I am planning in buying a 4690K

LOTS of people keep nagging me that I should go for a Skylake instead, just because it is "newer" and "better because it is new"

I really don't understand that logic.

Beside the thing pointed in the article, Skylake has other problems:

Win7 don't work properly in it (and Win7 is the last Windows to emulate old DirectX versions correctly on Windows itself).

Skylake wasn't design to support analog video at all, something that is still common in third world countries, specially as people keep using old monitors that never break, and are frequently superior to almost all reasonably priced new monitors.

Skylake doesn't support OSX (and there are people with reasons to want that).

Skylake uses DDR4, that in third world might not be even available for sale, or might have some insane prices (2, 3 times the DDR3 price).

Skylake has a couple bugs, and more might pop up in the future.

except in US and maybe some EU countries, the price to build a Skylake system is higher than the speed benefit it gives compared to Haswell (usually at most 10%, frequently less...).

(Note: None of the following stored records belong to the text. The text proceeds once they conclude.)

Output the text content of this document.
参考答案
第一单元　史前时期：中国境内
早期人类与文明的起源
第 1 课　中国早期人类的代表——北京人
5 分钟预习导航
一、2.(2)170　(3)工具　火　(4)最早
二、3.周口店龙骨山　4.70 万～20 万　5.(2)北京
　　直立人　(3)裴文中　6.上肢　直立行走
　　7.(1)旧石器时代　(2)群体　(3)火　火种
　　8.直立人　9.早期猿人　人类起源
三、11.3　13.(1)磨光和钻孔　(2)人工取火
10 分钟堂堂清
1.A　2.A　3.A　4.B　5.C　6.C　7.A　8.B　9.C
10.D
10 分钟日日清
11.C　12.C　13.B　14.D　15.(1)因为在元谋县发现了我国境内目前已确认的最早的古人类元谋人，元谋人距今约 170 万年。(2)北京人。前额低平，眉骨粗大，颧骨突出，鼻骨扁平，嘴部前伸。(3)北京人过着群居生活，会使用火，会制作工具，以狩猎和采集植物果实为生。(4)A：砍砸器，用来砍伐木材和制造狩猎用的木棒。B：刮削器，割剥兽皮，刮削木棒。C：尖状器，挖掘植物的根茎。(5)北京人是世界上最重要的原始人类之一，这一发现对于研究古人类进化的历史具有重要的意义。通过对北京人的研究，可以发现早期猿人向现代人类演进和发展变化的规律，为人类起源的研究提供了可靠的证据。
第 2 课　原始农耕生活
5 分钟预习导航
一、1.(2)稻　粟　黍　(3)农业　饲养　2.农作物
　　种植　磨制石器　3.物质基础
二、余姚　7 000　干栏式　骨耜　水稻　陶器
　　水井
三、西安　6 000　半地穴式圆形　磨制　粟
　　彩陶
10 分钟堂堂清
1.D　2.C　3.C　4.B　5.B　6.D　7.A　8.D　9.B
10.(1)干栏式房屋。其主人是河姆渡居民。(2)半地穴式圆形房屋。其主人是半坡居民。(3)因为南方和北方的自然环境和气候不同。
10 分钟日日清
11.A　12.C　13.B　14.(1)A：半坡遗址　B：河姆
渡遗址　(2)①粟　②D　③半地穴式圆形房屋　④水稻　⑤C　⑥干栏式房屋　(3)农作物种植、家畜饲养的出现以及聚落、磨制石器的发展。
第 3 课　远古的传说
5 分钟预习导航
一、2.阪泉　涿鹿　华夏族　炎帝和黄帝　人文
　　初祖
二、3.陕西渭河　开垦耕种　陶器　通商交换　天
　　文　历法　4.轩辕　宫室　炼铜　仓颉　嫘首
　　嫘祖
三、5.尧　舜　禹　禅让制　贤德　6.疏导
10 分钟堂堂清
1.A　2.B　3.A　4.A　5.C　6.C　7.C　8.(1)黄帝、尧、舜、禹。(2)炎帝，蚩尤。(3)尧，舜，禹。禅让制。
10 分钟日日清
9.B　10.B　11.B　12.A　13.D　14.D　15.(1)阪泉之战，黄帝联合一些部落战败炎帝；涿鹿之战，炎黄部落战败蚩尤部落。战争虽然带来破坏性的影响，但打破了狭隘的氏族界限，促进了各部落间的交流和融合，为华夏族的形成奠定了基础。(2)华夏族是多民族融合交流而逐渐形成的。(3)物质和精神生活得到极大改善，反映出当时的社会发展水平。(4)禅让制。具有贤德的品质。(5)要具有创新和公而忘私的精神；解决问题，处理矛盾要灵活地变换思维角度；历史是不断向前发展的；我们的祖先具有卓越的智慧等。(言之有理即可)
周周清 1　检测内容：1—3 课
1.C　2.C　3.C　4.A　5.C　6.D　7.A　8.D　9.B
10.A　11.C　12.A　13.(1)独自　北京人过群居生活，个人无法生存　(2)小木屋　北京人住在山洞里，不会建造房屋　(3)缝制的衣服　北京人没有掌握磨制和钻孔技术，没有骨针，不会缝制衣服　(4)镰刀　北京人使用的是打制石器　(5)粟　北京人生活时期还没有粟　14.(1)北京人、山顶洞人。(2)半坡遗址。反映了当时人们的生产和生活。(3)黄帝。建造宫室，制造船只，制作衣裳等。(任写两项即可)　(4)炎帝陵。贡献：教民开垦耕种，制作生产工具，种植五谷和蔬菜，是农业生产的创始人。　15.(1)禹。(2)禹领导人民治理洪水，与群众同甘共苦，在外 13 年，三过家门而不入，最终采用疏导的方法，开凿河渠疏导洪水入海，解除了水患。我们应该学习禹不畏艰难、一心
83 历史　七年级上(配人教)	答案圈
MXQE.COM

EDIT: I would also like to point out that Devil Canyons has been reported to work with DDR3 up to 2666 with no issue, some mobos allow Devil Canyons to go up to DDR3 2800 without erroring or being unstable.

The thing is, those DDR3 can ALSO reach much lower latency than similar bandwidth DDR4, the few DDR3 vs DDR4 benchmarks done so far, show that usually there is no difference, and when there IS a difference, is usually DDR3 winning.

Will the inclusion of HEVC/H.265 decoding in the integrated graphics be beneficial?

On an older MacBook Pro I have with Intel HD Graphics 3000, the fans go beserk on video that my iPad handles with passive cooling without even becoming warm.

I can imagine the codecs used on everything you encounter on regular sites will quickly begin to expect optimizations built into Skylake.

If you can download the actual video file and play it outside the browser, you may be surprised how efficiently it can be played by mpv[1] or maybe vlc.

5 years ago I had a desktop computer that was 5 years old, and it plain couldn't handle std-def hulu video at the time and struggled a bit with youtube, but could play good-bitrate 720p h264 smoothly with mplayer - without hardware acceleration. I'm sure hardware acceleration helps, but it seems to partially make up for the inefficiency of the browser-context rendering.